Morgan Stanley has shifted its view on Affirm Holdings Inc (NASDAQ:AFRM), moving the stock from Overweight to Equal-weight and taking it off the bank's top pick roster. The change reflects the firm's assessment that the market now appropriately values the company's progress, and that the recent rebound in the share price has narrowed upside relative to risk.
The investment bank left its $79 price target intact. That target equates to roughly 23 times Morgan Stanley's fiscal year 2028 GAAP earnings per share estimate of $3.37. Separately, the firm noted the stock currently trades at about 22 times the FY28 GAAP EPS projection, compared with an implied 21 times multiple when the firm issued its prior outlook in February.
Analysts at Morgan Stanley increased their FY28 GAAP EPS estimate to $3.37 from $2.95 in early February, a rise of 14 percent.

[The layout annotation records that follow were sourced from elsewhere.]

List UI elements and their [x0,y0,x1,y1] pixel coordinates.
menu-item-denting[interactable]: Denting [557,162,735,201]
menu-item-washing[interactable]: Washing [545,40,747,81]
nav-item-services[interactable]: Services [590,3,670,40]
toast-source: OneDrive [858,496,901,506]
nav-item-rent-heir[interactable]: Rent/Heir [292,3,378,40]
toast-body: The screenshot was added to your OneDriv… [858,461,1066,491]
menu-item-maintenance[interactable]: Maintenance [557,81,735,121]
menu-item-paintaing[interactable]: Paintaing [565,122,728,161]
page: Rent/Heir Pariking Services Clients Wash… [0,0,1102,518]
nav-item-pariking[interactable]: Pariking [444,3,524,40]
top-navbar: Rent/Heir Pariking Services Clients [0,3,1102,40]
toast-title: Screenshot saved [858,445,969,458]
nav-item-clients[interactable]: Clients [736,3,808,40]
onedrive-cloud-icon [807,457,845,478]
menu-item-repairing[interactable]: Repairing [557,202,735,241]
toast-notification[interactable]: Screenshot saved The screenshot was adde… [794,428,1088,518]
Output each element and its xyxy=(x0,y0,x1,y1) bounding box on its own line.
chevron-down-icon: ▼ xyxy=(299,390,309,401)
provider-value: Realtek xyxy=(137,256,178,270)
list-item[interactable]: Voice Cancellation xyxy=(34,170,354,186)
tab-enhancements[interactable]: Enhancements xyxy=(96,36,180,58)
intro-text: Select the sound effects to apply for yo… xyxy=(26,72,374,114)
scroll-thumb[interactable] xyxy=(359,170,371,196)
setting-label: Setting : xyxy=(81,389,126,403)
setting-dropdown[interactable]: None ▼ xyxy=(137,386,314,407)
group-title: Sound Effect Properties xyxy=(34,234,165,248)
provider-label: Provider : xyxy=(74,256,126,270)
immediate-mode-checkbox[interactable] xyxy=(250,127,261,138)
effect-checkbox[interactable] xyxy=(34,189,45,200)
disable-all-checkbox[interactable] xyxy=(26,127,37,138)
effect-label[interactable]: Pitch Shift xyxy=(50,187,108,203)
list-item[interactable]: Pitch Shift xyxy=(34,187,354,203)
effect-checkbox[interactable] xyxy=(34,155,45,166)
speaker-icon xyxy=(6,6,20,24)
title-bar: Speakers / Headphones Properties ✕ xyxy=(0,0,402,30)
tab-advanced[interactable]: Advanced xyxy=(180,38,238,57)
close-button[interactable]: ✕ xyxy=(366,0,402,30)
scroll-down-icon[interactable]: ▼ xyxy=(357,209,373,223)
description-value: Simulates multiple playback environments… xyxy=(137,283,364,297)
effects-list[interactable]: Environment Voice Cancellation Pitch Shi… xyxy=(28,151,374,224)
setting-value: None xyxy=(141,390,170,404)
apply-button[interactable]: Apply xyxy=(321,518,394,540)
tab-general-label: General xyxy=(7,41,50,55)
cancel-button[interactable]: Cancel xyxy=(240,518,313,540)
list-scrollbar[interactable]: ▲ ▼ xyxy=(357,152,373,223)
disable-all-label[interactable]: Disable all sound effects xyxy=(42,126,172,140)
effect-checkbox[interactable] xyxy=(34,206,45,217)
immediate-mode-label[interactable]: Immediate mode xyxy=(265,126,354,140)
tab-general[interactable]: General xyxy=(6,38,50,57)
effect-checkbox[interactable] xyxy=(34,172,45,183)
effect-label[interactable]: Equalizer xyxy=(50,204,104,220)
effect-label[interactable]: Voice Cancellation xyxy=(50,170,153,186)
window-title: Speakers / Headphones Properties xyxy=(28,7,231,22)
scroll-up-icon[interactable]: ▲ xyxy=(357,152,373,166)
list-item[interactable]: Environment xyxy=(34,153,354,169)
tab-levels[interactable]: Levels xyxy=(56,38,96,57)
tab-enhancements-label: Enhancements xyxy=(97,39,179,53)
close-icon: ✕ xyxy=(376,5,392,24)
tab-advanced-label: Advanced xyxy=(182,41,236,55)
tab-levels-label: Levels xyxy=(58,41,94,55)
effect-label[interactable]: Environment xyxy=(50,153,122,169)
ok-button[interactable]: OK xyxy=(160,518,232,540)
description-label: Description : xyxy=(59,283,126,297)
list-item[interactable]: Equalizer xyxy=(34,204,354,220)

The firm highlighted that many of the uncertainties that prompted an earlier upgrade have been largely addressed. Specifically, it pointed to improved durability in gross merchandise volume (GMV), successful execution on funding, stronger credit performance and more stable unit economics.
Those operational improvements fed into Morgan Stanley's conclusion that the company's risk/reward profile is now more balanced. The brokerage identified three central drivers behind this reassessment: the resolution of questions around growth durability, demonstrated funding and credit execution, and diminished worries over unit economics. Importantly, the bank emphasized that the change in recommendation is a valuation-driven decision rather than an expression of structural doubt about the business model.
Management, Morgan Stanley said, remains best-in-class and buy now, pay later (BNPL) continues to win share, according to the firm's note. At the same time, the bank cautioned that investors are likely to assign a through-the-cycle multiple nearer to 20 times earnings, meaning that continued upward movement in the stock will require meaningful incremental earnings revisions to sustain investor sponsorship.
Market action and peer analyst coverage showed additional signs of confidence in Affirm's trajectory. The company agreed a renewed and expanded forward-flow arrangement with CPP Investments that will see $1.7 billion committed to purchasing the firm's installment loans. Following operational updates and market moves, Susquehanna and Compass Point increased their price targets for the company, while William Blair maintained an Outperform rating.
While the bank's tone toward Affirm has become more neutral from an investment recommendation standpoint, the underlying message is that many of the operational risks that weighed on the name earlier have eased. The change highlights the interplay between tangible business progress and market-implied valuation, underscoring that improved fundamentals do not automatically translate into a buy recommendation when prices have already moved materially.
Key points
- Morgan Stanley downgraded Affirm from Overweight to Equal-weight and removed it from its top pick list due to valuation after a sizable rally.
- The firm kept a $79 price target, implying roughly 23 times FY28 GAAP EPS of $3.37, and raised its FY28 EPS estimate by 14% from early February levels.
- Operational concerns around GMV durability, funding execution, credit performance and unit economics have largely been resolved, according to the bank.
Risks / uncertainties
- Valuation sensitivity - investors assigning a lower through-the-cycle multiple (near 20x) could limit upside absent further earnings revisions.
- Dependency on continued funding execution and credit performance to support further upward revisions to earnings estimates.